La Inteligencia Artificial aplicada al arte podría resultar en obras completamente inéditas, de un componente que nos es ajeno a las personas. Donde nosotros aplicamos el azar ellos aplicarían un caos algorítmico. Las máquinas encontrarían sus propias formas de belleza, su sentido estético. «Creo que va a ser un gran escenario artístico en el futuro», sentencia Daito Manabe.
¿Arte tecnológico o tecnología artística?
Hace un par de años el mundo conoció a eDavid, un robot pintor que analizaba las obras y las imitaba con precisión milimétrica, tomando referencias de la luz ambiental, el tipo de trazado, etcétera. Diseñado por un equipo de la Universidad de Konstanz en Alemania, e-David era el primer robot del mundo capaz de adaptar su técnica. Su diseñador jefe, Oliver Deussen, contaba como un simple brazo hidráulico, un robot de pistones, pasó de las placas de soldaduras al lienzo y los pinceles.
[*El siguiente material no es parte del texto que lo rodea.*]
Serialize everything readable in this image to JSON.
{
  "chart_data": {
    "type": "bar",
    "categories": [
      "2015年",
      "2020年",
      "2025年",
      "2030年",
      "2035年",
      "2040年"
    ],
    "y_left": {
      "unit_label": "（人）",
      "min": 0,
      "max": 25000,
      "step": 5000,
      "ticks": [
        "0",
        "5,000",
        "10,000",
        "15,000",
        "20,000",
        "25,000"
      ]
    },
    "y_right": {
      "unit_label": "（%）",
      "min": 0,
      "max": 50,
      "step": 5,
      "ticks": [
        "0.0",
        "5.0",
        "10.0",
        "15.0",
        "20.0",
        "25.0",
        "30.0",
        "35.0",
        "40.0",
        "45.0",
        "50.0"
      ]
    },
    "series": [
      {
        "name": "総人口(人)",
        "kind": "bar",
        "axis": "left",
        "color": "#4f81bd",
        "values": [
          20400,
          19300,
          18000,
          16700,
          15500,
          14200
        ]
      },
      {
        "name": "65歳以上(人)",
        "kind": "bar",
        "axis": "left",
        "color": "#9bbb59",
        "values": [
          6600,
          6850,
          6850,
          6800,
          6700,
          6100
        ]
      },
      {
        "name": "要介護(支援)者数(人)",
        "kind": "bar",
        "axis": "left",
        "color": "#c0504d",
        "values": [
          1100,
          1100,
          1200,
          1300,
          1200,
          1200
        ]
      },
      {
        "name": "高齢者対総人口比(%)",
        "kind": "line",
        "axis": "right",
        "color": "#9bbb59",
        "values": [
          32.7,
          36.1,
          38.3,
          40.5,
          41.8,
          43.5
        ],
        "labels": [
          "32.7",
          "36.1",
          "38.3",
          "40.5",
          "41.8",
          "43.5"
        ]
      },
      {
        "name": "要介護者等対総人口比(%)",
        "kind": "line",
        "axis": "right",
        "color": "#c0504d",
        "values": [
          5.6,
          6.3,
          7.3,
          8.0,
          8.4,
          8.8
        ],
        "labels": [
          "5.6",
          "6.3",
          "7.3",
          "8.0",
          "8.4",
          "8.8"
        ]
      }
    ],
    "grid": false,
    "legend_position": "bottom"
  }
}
De manera educada y comedida, corrigiendo imperfecciones, hasta entregar una obra viva, eDavid no era el primero, pero sí el más inteligente. Ya existían robots pintores, como The Painting Fool, o copiones, como el brazo gemelo que presentó el artista Alex Kiessling en su performance ‘Long Distance’, pero el verdadero logro de eDavid estaba en su análisis de la luz, la clave para entender la pintura a través del ojo humano.
Giles Walker profundizó en la erótica de los robots a través de sus performance ‘Peepshow’ y su colección ‘Kinetics’. Walker ponderó sobre si podría caracterizar de cierto atractivo sexual a una simple cámara de circuito cerrado para vigilar un local. Las disfrazó de bailarinas, y para el movimiento utilizó motores de limpiaparabrisas V12, un sistema de luces DMX y un PC para programarlo todo.
Y, como ellos, cientos. El arte tecnológico, como extensión del arte robótico, se abre paso hacia un mundo híbrido de interacción entre humanos y máquinas. Pero no se trata de eso que se viene diciendo décadas, la misma canción que llevamos escuchando desde hace tanto tiempo. Es el creador, el programador o el científico, el que tiene en sus manos transformar el arte por medio de la tecnología. Y no al revés. Al menos de momento. No olvidemos aquella otra frase de Camus en 'El Extranjero': «la máquina está al mismo nivel del hombre que camina hacia ella».